Nel confronto geografico, il report distingue chiaramente tra mercati che stanno “industrializzando” e altri ancora in fase iniziale. Paesi Nordici, Italia e Regno Unito risultano tra i più avanzati, avendo superato la fase pilota e orientandosi verso adozioni sistematiche. Al contrario, parti dell’Europa meridionale e orientale mostrano una quota elevata di organizzazioni ancora ferme alla pianificazione o alle prime fasi di sviluppo.

Per il mercato italiano, la ricerca sottolinea una doppia evidenza. Da un lato la maturità è già alta, con il 74% delle aziende nelle fasi mature di adozione dell’AI, sopra la media regionale. Dall’altro lato la propensione all’investimento resta fortissima: il 90% delle aziende prevede di aumentare gli investimenti in AI nei prossimi 12 mesi.

Il report lega questa spinta a una visione strategica: le imprese italiane interpretano l’AI come opportunità per reinventare il business, rafforzare la centralità del cliente e migliorare le performance finanziarie.

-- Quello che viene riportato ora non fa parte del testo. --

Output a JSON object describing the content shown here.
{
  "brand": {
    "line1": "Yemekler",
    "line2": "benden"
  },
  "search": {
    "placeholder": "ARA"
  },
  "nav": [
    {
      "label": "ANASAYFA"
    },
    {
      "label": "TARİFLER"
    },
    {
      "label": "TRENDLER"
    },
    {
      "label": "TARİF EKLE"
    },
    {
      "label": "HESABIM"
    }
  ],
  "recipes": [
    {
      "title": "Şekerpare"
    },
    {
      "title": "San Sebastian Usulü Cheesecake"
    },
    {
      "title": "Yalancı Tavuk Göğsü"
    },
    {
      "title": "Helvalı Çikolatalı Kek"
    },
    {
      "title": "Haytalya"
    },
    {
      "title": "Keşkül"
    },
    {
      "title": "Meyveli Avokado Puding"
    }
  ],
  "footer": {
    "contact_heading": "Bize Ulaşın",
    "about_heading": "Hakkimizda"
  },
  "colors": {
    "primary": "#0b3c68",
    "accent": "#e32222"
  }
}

I benefici sono descritti come già tangibili in ambiti come IT, data analytics, cybersecurity e marketing, dove l’AI accelera decisioni e reattività operativa.

Hybrid AI come architettura dominante: tra innovazione, controllo e sovranità dei dati

Sul piano tecnologico, il Playbook mette in evidenza una convergenza architetturale: l’AI ibrida è il modello di implementazione preferito, indicato dal 58% delle organizzazioni. La ragione è esplicitamente “business”: protezione dei dati, requisiti avanzati di sicurezza, necessità di personalizzare e ottimizzare l’infrastruttura. In pratica, le aziende cercano un equilibrio tra velocità di innovazione e controllo operativo, combinando cloud pubblico, cloud privato e capacità on-premises.

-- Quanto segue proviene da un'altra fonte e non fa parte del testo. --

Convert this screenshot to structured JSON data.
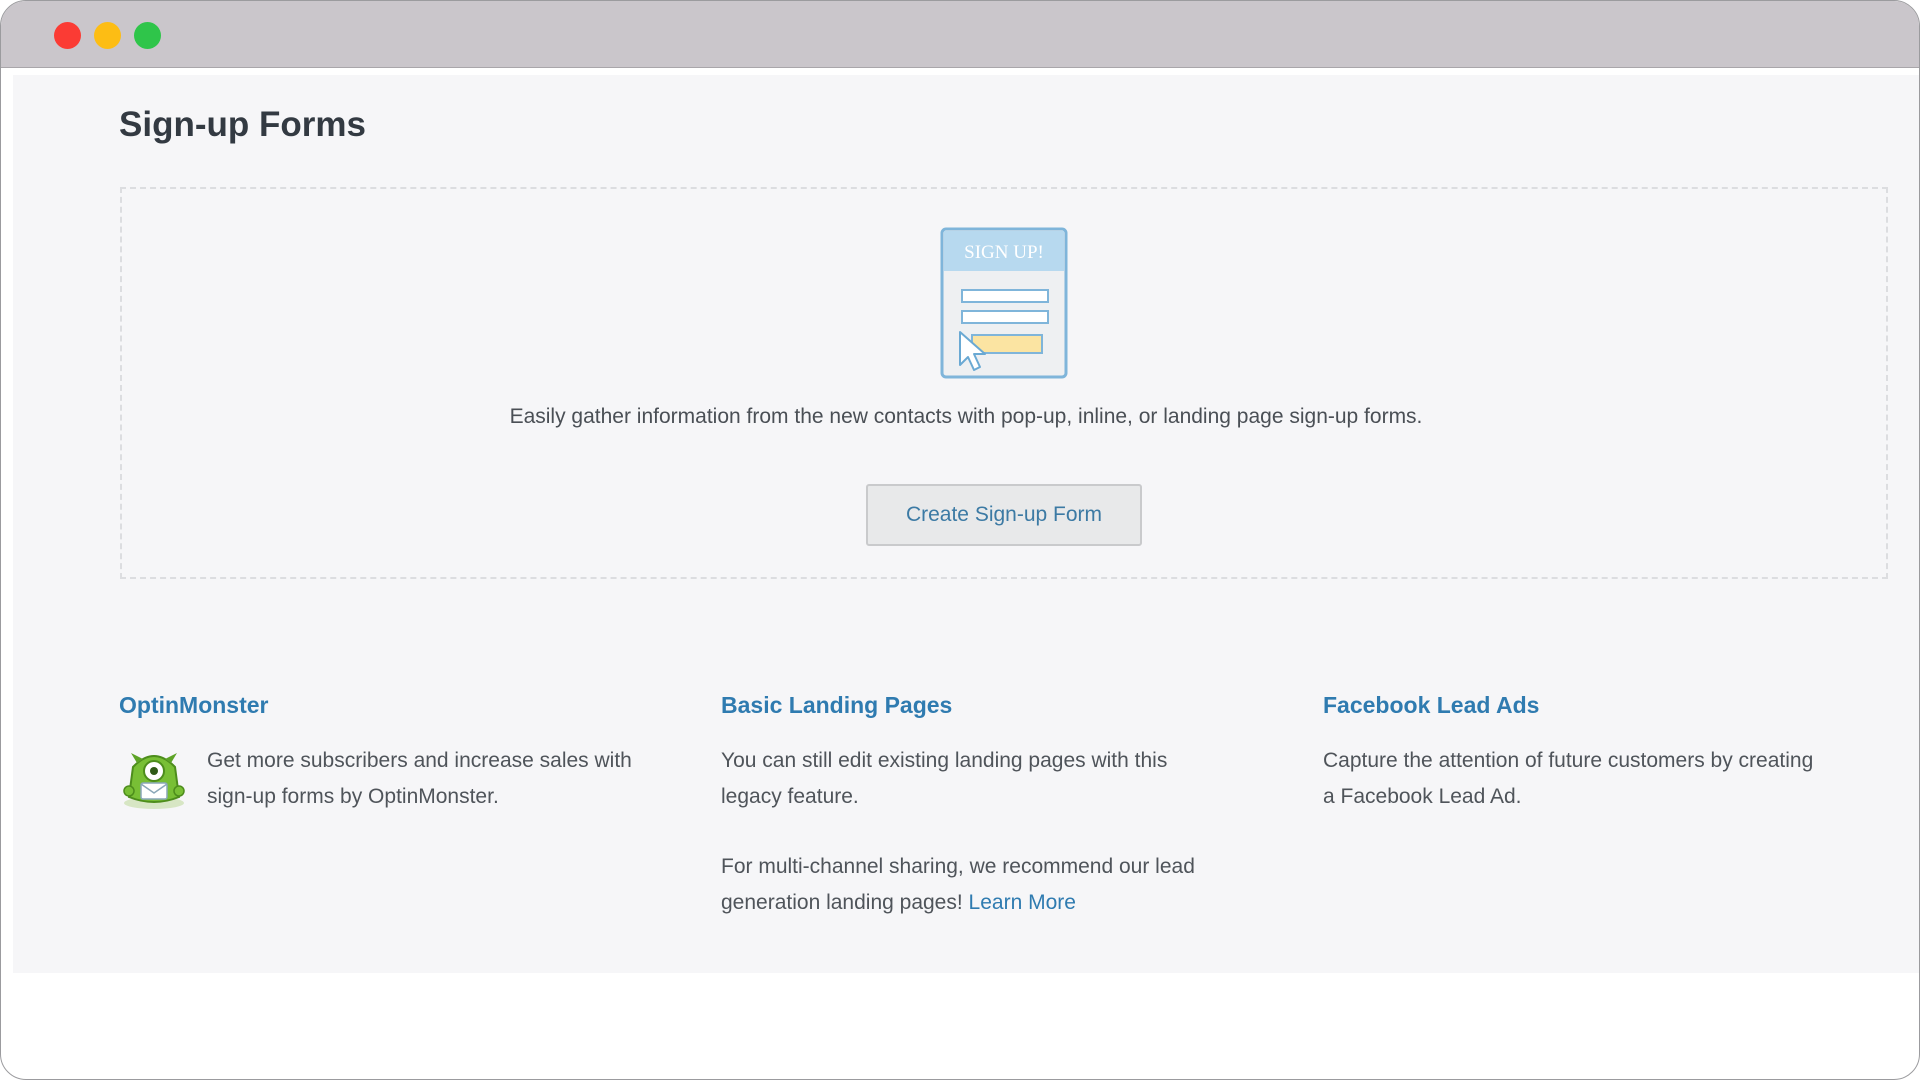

Gli intervistati sottolineano l’importanza, tutt’altro che nuova, di avere potenza di calcolo efficiente in termini di costi ed energia perché considerata determinante per portare l’AI dai piloti a una produzione affidabile. Non a caso, il report colloca AI PC ed endpoint edge al centro di una strategia Hybrid AI: l’idea è abilitare carichi di lavoro AI in modo sicuro e locale, portando l’inferenza “vicino” a dove i dati vengono creati e il lavoro avviene. Coerentemente, il deployment di dispositivi abilitati all’AI emerge come principale priorità di investimento IT per il 2026.